The highly prominent seven-storey hotel, which has been described as being architecturally "brutalist" and has been empty since 2009, will also have a ground floor pub and a health club, if permission is granted.

The students from the nearby Durham University campus will allocated 133 rooms and it is hoped they will help bring fresh life to the town centre.

The High Street is currently undergoing a £20m refurbishment due to finish early next year and there are high hopes that The Globe theatre's £4m revamp will be completed by 2017 and will bring more people into the town.

The Swallow Hotel is owned by AG Lathe, the company which also owns the adjoining Castlegate Shopping Centre but the building's lease was owned by Whitbread and was not due to expire until 2097.

However AG Lathe has negotiated a settlement with Whitbread over the lease and submitted its plans for student accommodation earlier this week. The former Ashes Bar would become a separate pub and the former swimming pool would be refurbished and used as part of a health suite.

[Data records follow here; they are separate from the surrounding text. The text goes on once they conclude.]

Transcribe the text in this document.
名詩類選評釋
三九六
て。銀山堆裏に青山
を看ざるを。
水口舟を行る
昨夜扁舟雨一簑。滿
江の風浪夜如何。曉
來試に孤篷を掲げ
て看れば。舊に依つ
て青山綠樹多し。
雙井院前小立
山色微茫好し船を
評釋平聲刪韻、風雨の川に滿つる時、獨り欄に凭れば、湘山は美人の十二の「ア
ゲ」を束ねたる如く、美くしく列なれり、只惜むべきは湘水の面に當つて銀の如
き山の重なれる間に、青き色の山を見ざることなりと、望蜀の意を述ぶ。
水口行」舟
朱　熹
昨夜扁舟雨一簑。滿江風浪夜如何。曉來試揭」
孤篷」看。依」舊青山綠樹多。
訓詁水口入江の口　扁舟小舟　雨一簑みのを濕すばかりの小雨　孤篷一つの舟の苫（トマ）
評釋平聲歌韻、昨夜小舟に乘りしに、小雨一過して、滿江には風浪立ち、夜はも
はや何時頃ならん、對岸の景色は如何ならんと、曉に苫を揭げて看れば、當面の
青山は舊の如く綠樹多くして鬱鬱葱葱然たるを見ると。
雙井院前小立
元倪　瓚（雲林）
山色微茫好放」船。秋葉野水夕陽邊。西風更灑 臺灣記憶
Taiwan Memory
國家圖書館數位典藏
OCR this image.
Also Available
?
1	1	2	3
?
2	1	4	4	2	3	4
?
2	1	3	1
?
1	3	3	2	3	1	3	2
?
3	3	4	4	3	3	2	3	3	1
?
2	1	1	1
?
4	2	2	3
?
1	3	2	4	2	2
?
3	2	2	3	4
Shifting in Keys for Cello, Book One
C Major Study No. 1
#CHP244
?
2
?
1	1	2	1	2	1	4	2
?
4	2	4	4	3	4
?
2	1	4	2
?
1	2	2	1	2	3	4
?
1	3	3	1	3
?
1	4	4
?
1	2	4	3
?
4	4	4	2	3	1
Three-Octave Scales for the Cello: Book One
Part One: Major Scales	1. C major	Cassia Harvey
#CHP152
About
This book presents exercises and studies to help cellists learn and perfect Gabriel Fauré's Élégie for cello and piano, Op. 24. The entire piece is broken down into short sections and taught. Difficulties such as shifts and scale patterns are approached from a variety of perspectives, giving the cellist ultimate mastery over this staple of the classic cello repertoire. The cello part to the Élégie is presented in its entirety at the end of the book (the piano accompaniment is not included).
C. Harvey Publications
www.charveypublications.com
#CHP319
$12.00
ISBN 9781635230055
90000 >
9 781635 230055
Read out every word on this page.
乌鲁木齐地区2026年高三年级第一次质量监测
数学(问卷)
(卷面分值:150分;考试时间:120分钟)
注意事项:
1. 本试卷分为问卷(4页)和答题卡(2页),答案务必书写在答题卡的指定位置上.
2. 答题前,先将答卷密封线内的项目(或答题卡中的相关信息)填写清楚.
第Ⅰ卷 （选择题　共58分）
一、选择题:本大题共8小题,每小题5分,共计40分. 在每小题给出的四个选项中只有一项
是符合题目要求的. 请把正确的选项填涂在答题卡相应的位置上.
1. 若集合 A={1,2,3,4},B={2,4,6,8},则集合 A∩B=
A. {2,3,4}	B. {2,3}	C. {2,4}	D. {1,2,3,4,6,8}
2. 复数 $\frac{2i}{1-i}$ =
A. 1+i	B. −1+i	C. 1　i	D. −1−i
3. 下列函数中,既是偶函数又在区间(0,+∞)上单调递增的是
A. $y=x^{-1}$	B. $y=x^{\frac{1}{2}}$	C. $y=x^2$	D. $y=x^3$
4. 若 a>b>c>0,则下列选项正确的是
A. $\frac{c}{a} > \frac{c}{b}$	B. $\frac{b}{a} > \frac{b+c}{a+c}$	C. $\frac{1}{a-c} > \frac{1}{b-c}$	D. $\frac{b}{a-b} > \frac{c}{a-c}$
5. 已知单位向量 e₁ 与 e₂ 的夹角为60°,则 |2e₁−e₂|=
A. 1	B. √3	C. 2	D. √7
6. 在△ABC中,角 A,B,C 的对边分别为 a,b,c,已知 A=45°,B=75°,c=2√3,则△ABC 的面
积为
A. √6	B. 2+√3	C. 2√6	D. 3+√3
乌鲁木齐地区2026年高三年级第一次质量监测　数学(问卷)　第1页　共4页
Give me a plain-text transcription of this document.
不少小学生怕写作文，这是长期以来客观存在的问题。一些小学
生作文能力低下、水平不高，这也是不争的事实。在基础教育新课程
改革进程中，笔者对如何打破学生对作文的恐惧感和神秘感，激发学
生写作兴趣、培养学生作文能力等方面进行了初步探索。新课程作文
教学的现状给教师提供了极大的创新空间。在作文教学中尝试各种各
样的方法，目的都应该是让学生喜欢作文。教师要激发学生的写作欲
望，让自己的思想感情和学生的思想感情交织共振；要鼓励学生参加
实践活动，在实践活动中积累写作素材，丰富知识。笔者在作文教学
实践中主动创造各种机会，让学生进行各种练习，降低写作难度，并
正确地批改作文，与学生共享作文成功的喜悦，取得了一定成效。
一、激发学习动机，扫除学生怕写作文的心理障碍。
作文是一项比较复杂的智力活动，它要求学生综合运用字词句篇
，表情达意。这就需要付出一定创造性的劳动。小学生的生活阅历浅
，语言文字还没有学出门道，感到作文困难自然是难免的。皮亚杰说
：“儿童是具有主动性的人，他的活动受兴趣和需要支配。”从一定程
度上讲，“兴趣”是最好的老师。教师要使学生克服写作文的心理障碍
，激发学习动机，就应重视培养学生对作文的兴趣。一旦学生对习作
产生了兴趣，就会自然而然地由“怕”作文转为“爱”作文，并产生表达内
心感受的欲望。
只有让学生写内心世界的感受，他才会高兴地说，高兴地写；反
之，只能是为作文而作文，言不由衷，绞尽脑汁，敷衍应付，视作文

The town's MP, Alex Cunningham, has long campaigned on the issue and at one point called for the building to be bulldozed. He said: "The success of this application would signify another key step in refreshing the face of Stockton, boosting the local economy and marking a brighter future for the entire borough.”

In a report submitted as part of the application Stockton Borough Council's Stockton Conservation Area Appraisal (SCAA) said that the building, including the Castlegate Centre could have been described as an improvement when it was built in 1972. At the time it made sense to block the town from the highly industrialised river, however it was "brutalist" and had become "an eyesore" despite some improvements to the Castlegate Centre.

The hotel and shopping centre are built on the site on of what was once one of the most important buildings in County Durham. King John and Edward I both stayed there before it was eventually destroyed by Oliver Cromwell's New Model Army some time after 1647.

A Tees Archaeology report in the planning application said that preparatory work in the 1960s will have caused damage to any archaeological deposits that survived and, as the new development would unlikely to have a significant further impact, the organisation had no objections. A dig made at the site in the 1960s recovered evidence of high status Norman stonework, probably from a hall, from the 12th Century.

No objections have been received by the council about the application.